Habits to keep you active and smart

By looking and feeling great doesn’t essentially mean your daily self-styled “good” habits will help you maintain your well-being into the future. Read on to learn about the mistakes you may be making, and how you can dodge them.

TAKING ELECTRONICS IN BED

Research in Zero Belly Diet suggests that the more electronics we bring into the bedroom, the fatter we get—especially among children.

 

BALANCED DIET

Half of your plate should be filled with veggies and the residual half should hold a cellphone-sized serving of lean protein, a fist-sized serving of grains and a bit of fat no larger than the size of your pointer finger.

SODIUM INTAKE

“Americans consume, on average, about 50 percent more than the daily recommended intake of salt, and most of the excess sodium is coming from processed foods like frozen waffles, bagels, cheese cottage cheese, veggie burgers and salad dressings,” says Loy. Sticking to The Institute of Medicine’s daily recommendation of 2,300 milligrams per day or less can help you keep a bloated belly, high blood pressure and other health conditions at bay.

WATCH LESS TV

A recent analysis of studies found that for every two hours spent watching TV, the risk of developing diabetes or heart disease, and early death increased by 20, 15 and 13 percent, respectively.

NOT EATING GOOD FATS

“Fats not only help us absorb many of the vitamins from our diets, but they also help keep us fuller longer, which can aid weight loss efforts,” explains Zanini. She suggests consuming one serving of healthy fats each time you sit down to eat.

DO NOT SINGLE OUT NUTRITION

“Often diets that cut out entire food groups do not allow for the balance and moderation we need to follow a healthy, lifelong eating plan,” warns Zanini.

DRINKING OUT FROM A PLASTIC BOTTLE

You should seriously consider trading your throw-away bottle for the reusable, BPA-free variety. Bisphenol A, commonly referred to as BPA, can negatively impact fertility in both men and women and has also been been linked to obesity.

NOT SLEEPING ENOUGH

According to the National Sleep Foundation, most of us don’t get enough sleep.

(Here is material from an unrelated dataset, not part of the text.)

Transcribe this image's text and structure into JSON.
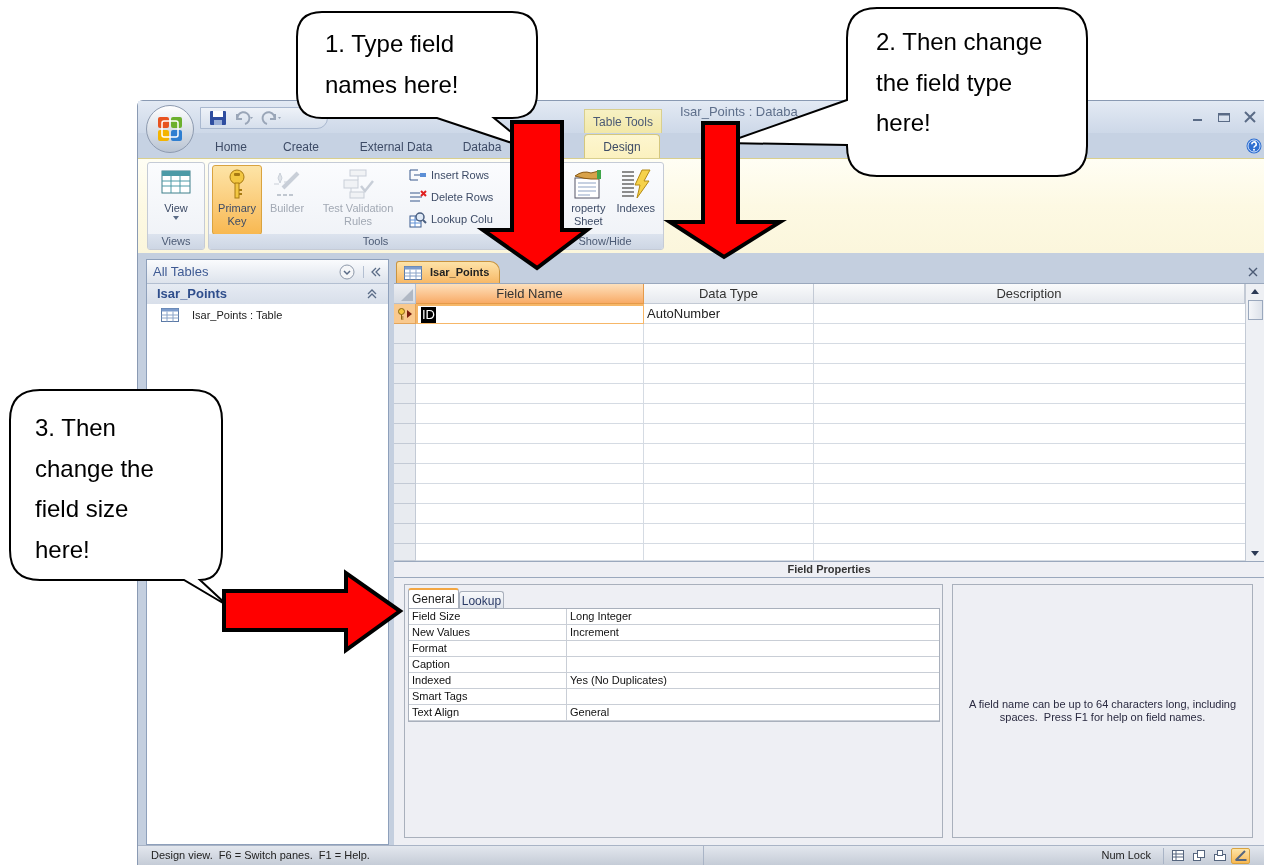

Over time, this can lead to weight gain, anxiety, depression and insulin resistance—which can trigger type 2 diabetes, high blood pressure and heart disease.

GREEN TEA

Researchers point the fat-burning properties of green tea to catechins, specifically EGCG — the name of a group of antioxidative compounds that fry adipose tissue by revving the metabolism, growing the release of flab from fat cells (particularly in the belly), then speeding up the liver’s fat-burning capacity.

GET YOUR VITAMINS CHECKED

Michelle Loy, MPH, MS, CSSD, Registered Dietitian Nutritionist and owner of Go Wellness in Orange County, California suggests having your vitamin D levels checked if nothing else. “Many people are deficient and don’t even know it—and not getting enough may increase the risk of osteoporosis, heart disease and certain types of cancer,” she warns.

CUT OF THE SODAS

Colas contain caramel colouring shown to cause cancer in humans; and citrus-flavored sodas contain BVO, a flame retardant used in rocket fuel that may reduce fertility and negatively affect thyroid hormones.

ASK WAITER ABOUT YOUR MEAL

Ask your waiter if there is any cream or butter in your dish. If these is, ask for your veggies and meats to be cooked dry and have sauces come on the side so you control how much ends up on your plate.

DIET FOOD IS A HOAX

Not only are diet foods typically filled with enough sugar to derail even the most disciplined dieter, but these faux sweet treats are also made with additives that can make you feel unsatisfied

KEEP HEALTHY SNACKS WITH YOU

“Always be prepared for a busy or unpredictable day by keeping healthy snacks on you, at your desk, in your car,” says nutritionist Amy Shapiro.